Malerie MarderUntitled (1998-2000)

She explores the psychosexual undertow in close relationships by photographing herself and friends and family in the nude, often in seedy settings such as pay-by-the-hour motels.

Matilda Battersby on Marder’s Carnal Knowledge exhibition

If you only consider her ethos, Marder is exactly the sort of image maker you’d be right to think might motivate me to quit my job, sell all my possessions and become a disciple.

And as much as I love half her work, there’s a prevailing theme of contrite ars gratia artis–as if transgression (or perversity, in the best sense of that word) needs to necessarily be couched in the framework of fine art if it is to be worthy of contemplation.

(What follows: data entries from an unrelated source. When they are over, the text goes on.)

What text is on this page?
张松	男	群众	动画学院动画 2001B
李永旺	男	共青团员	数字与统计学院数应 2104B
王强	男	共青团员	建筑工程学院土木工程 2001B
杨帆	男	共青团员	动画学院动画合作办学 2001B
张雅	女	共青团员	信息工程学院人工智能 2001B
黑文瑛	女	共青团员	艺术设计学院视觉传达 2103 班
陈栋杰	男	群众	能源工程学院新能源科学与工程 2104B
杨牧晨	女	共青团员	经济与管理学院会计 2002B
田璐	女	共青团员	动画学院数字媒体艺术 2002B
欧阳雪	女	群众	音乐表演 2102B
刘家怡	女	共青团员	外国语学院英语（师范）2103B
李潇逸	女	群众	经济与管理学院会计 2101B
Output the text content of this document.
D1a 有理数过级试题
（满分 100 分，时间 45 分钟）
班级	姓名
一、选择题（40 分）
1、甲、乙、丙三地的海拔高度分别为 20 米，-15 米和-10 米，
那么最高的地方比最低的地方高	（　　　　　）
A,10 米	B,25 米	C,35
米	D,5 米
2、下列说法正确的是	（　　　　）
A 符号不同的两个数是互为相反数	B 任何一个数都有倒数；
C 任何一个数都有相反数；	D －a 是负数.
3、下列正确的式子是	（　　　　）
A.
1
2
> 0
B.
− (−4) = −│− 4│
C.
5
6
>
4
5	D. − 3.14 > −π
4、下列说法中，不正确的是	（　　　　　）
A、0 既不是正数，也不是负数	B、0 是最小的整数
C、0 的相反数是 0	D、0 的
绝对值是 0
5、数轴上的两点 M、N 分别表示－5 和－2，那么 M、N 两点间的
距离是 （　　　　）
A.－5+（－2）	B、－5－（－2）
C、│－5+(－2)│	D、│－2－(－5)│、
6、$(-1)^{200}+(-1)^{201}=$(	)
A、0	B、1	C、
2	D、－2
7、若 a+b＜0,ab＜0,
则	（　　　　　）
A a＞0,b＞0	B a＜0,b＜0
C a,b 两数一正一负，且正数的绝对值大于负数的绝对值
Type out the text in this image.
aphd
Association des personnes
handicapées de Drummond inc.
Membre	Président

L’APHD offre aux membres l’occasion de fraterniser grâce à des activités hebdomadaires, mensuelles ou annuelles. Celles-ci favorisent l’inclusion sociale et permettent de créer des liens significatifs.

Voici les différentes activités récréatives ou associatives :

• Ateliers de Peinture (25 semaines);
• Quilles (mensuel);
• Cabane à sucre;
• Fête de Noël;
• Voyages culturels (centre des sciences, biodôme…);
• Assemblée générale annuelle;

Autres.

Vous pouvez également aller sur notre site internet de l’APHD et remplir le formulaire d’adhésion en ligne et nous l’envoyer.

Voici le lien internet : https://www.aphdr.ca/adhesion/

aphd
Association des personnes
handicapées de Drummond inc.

Marder tends to be less careful in considerations for propriety when it comes to including herself in her work. There is certainly a nobility to that tact, but it does a disservice to her work. Although it’s not a conversation that seems to be percolating, anywhere with her work, I get the feeling Marder has more in common with vextape than Philip-Lorca diCorcia. (There’s zero value judgment in that statement; merely a reflection of the sad fact that our culture has seen fit to lavish praise on a fixation with sexuality that takes a more pathological, apersonal approach while banishing more experiential, personal work preoccupied with graphic depictions of sexuality to the realm of pornography.)

I guess what I am really trying to point to is that with only a few exceptions, the works that move me–and the above is absolutely fucking exquisite–is the work where there’s a greater concern for presenting the underlying truth with brutal, unblinking honesty.

I sort of not-so-secretly wish Marder would set out to make pornography, at least once in her career because I am certain the results would be nothing short of revolutionary.